The Department of Homeland Security has proposed a new immigration rule to enforce a long-standing law that "promotes self-sufficiency among immigrants and protects American tax payers."


In a move that is likely to affect thousands of Indian and other immigrants, the U.S. Department of Homeland Security (DHS) has announced a new proposed rule to deny green cards to immigrants who have availed or avail in government benefits like food assistance and financial aid.

According to the proposed rule, which was signed and published on the DHS website on Sept. 21, foreign immigrants who enter and remain in the United States should either temporarily or permanently support themselves financially and should not be reliant on public benefits.

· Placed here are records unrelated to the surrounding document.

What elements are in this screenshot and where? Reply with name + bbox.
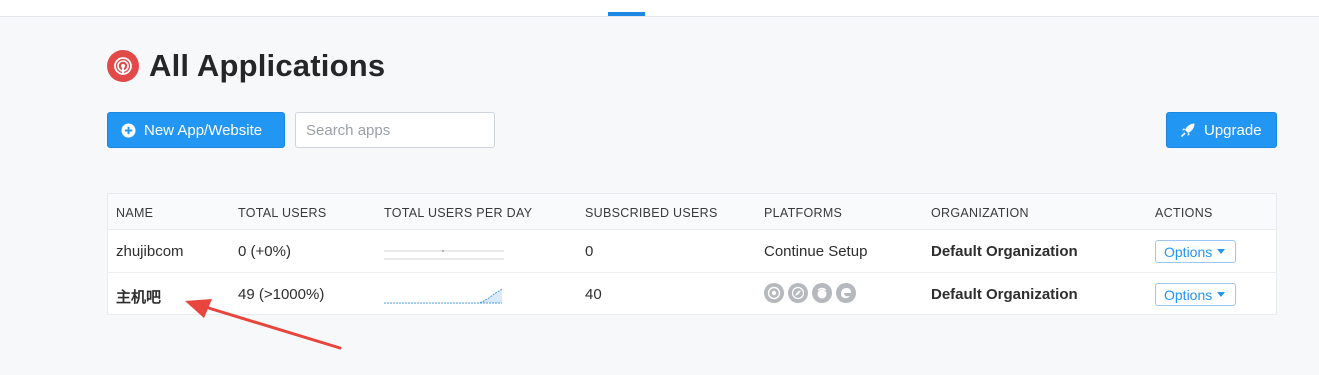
column-header-name: NAME [116,206,154,220]
upgrade-button-label: Upgrade [1204,121,1262,139]
upgrade-button[interactable]: Upgrade [1166,112,1277,148]
column-header-platforms: PLATFORMS [764,206,843,220]
platform-icons [764,283,860,303]
top-navigation-bar [0,0,1319,17]
page-title: All Applications [149,48,386,83]
safari-icon [788,283,808,303]
users-per-day-sparkline [384,288,503,304]
new-app-button-label: New App/Website [144,121,263,139]
rocket-icon [1181,123,1195,137]
subscribed-users: 0 [585,243,594,260]
options-label: Options [1164,286,1213,303]
annotation-arrow-icon [185,299,342,350]
search-input[interactable] [295,112,495,148]
app-logo-icon [107,50,139,82]
active-tab-indicator [608,12,645,16]
column-header-organization: ORGANIZATION [931,206,1029,220]
continue-setup-link[interactable]: Continue Setup [764,243,867,260]
caret-down-icon [1217,249,1226,254]
table-header: NAME TOTAL USERS TOTAL USERS PER DAY SUB… [108,194,1276,230]
options-dropdown[interactable]: Options [1155,240,1236,263]
column-header-total-users-per-day: TOTAL USERS PER DAY [384,206,533,220]
app-name[interactable]: zhujibcom [116,243,184,260]
new-app-button[interactable]: New App/Website [107,112,285,148]
total-users: 0 (+0%) [238,243,291,260]
column-header-subscribed-users: SUBSCRIBED USERS [585,206,718,220]
options-label: Options [1164,243,1213,260]
users-per-day-sparkline [384,250,504,260]
plus-circle-icon [121,122,136,138]
options-dropdown[interactable]: Options [1155,283,1236,306]
caret-down-icon [1217,292,1226,297]
organization-name: Default Organization [931,286,1078,303]
edge-icon [836,283,856,303]
firefox-icon [812,283,832,303]
subscribed-users: 40 [585,286,602,303]
app-name[interactable]: 主机吧 [116,286,161,307]
column-header-actions: ACTIONS [1155,206,1213,220]
chrome-icon [764,283,784,303]
page-header: All Applications [107,48,385,84]
table-row[interactable]: zhujibcom 0 (+0%) 0 Continue Setup Defau… [108,230,1276,273]
organization-name: Default Organization [931,243,1078,260]
column-header-total-users: TOTAL USERS [238,206,327,220]
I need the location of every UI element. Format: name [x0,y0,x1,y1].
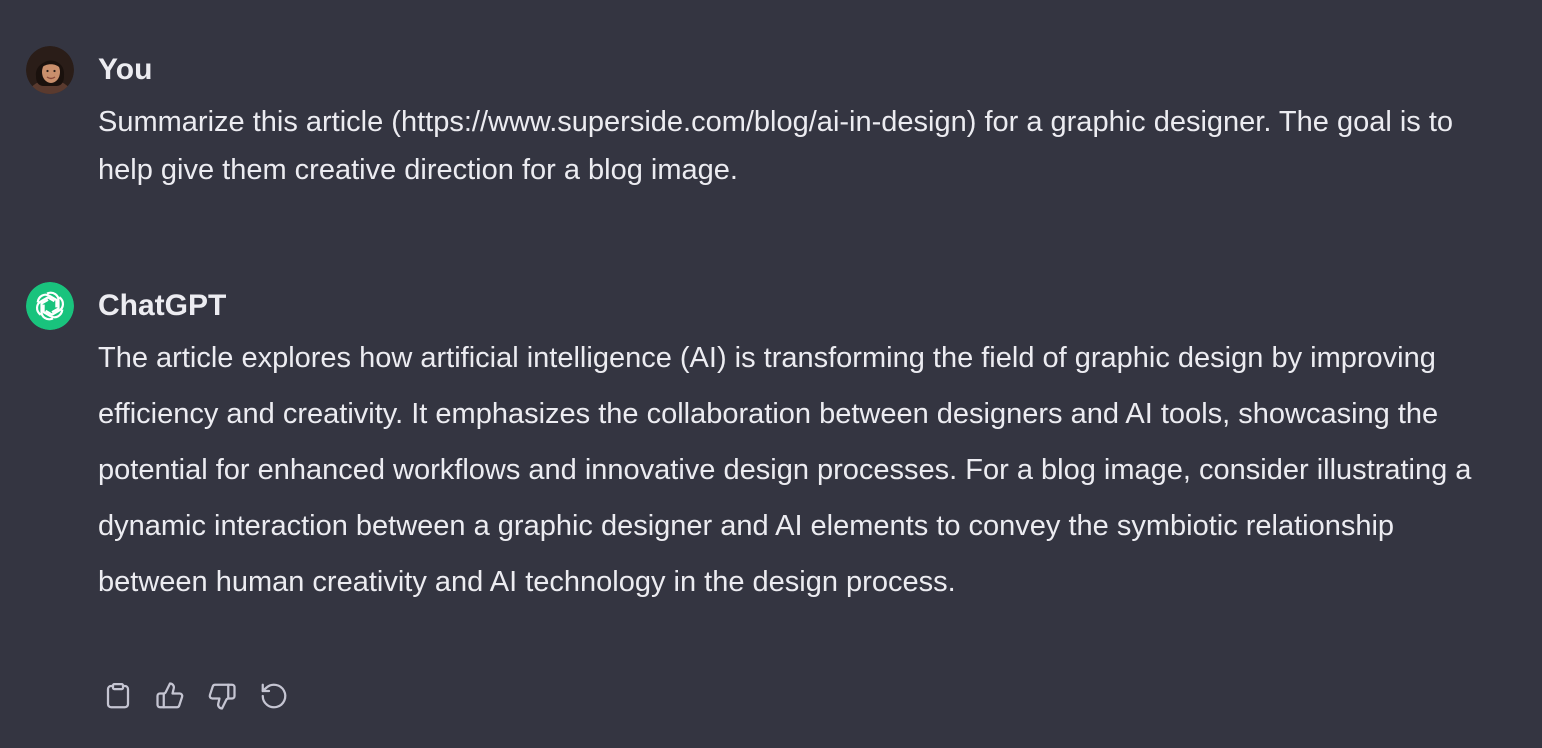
thumbs-up-icon [156,682,184,709]
message-text: The article explores how artificial inte… [98,342,1472,598]
author-name: You [98,53,153,86]
message-text: Summarize this article (https://www.supe… [98,106,1454,186]
clipboard-icon [106,683,130,709]
copy-button[interactable] [102,680,134,712]
thumbs-up-button[interactable] [154,680,186,712]
author-name: ChatGPT [98,289,227,322]
regenerate-icon [261,683,287,709]
user-avatar [26,46,74,94]
thumbs-down-icon [208,683,236,710]
regenerate-button[interactable] [258,680,290,712]
thumbs-down-button[interactable] [206,680,238,712]
openai-logo-icon [26,282,74,330]
message-actions [102,680,290,712]
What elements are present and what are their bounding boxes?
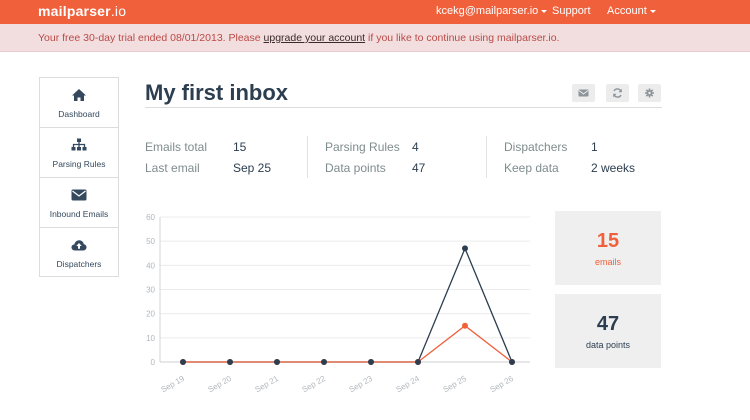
data-point xyxy=(462,322,468,329)
support-link[interactable]: Support xyxy=(552,5,591,17)
brand-name: mailparser xyxy=(38,3,111,19)
account-menu[interactable]: Account xyxy=(607,5,656,17)
y-tick-label: 60 xyxy=(146,213,155,222)
sidebar-item-label: Dashboard xyxy=(58,109,100,119)
stat-emails-total-label: Emails total xyxy=(145,140,208,154)
stat-data-points-value: 47 xyxy=(412,161,426,175)
email-button[interactable] xyxy=(572,84,595,102)
top-navbar: mailparser.io kcekg@mailparser.io Suppor… xyxy=(0,0,750,24)
data-point xyxy=(274,359,280,365)
page-title: My first inbox xyxy=(145,80,289,105)
data-point xyxy=(462,245,468,252)
stat-dispatchers-value: 1 xyxy=(591,140,598,154)
stat-emails-total-value: 15 xyxy=(233,140,247,154)
stat-last-email-label: Last email xyxy=(145,161,200,175)
y-tick-label: 20 xyxy=(146,310,155,319)
data-point xyxy=(321,359,327,365)
alert-message: Your free 30-day trial ended 08/01/2013.… xyxy=(38,32,559,44)
x-tick-label: Sep 22 xyxy=(301,374,328,395)
account-label: Account xyxy=(607,5,647,17)
data-points-label: data points xyxy=(585,340,631,350)
refresh-icon xyxy=(613,88,622,98)
stat-dispatchers-label: Dispatchers xyxy=(504,140,568,154)
trial-alert: Your free 30-day trial ended 08/01/2013.… xyxy=(0,24,750,52)
stat-parsing-rules-label: Parsing Rules xyxy=(325,140,400,154)
sitemap-icon xyxy=(71,138,87,151)
brand-tld: .io xyxy=(110,3,127,19)
refresh-button[interactable] xyxy=(606,84,629,102)
emails-count: 15 xyxy=(596,230,620,252)
data-point xyxy=(368,359,374,365)
y-tick-label: 40 xyxy=(146,261,155,270)
gear-icon xyxy=(645,88,654,98)
sidebar-item-label: Parsing Rules xyxy=(52,159,106,169)
emails-line-chart: 0 10 20 30 40 50 60 Sep 19 Sep 20 Sep 21 Sep 22 Sep… xyxy=(146,213,530,395)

“Under long-standing federal law, those seeking to immigrate to the United States must show they can support themselves financially,” said Secretary Kristjen Nielsen. “This proposed rule will implement a law passed by Congress intended to promote immigrant self-sufficiency and protect finite resources by ensuring that they are not likely to become burdens on American taxpayers.”

Putting the responsibility of earning livelihood on the immigrants, the DHS said immigrants who seek adjustment of status or a visa, or who are applicants for admission, must establish that they are not likely at any time to become a public charge (receiving government benefits), unless the Congress has expressly exempted them from this ground of inadmissibility or has otherwise permitted them to seek a waiver of inadmissibility. The DHS said in making this determination, it’s proposing to consider current and past receipt of designated public benefits above certain thresholds as a heavily weighed negative factor. The rule would also make non-immigrants who receive or are likely to receive designated public benefits above the designated threshold generally ineligible for change of status and extension of stay.

Asylees, refugees, and other categories of vulnerable individuals will not be impacted by this rule.

The DHS said that in 2017, the United States granted asylum and refugee status to more individuals than Canada, Australia, and the United Kingdom put together.

This is the latest move by the Trump administration to crack down on immigration. Last week, the government told a federal court that over the next three months, it will bar H-4 visa holders from working in the country. A significant number of H-4 visa holders, who are spouses of H-1B visa holders, are Indian American women.

As of April 2018, there were 632,219 Indian immigrants and their spouses and minor children waiting for green cards, news agency PTI reported. This includes 306,400 primary Indian applicants, while their spouses and children number 325,819.

The proposed rule will affect legal migrants and not illegal ones as they are not eligible for any government benefits. The proposal will be officially published in the Federal Register in a few weeks from now and people will have 60 days to make comments.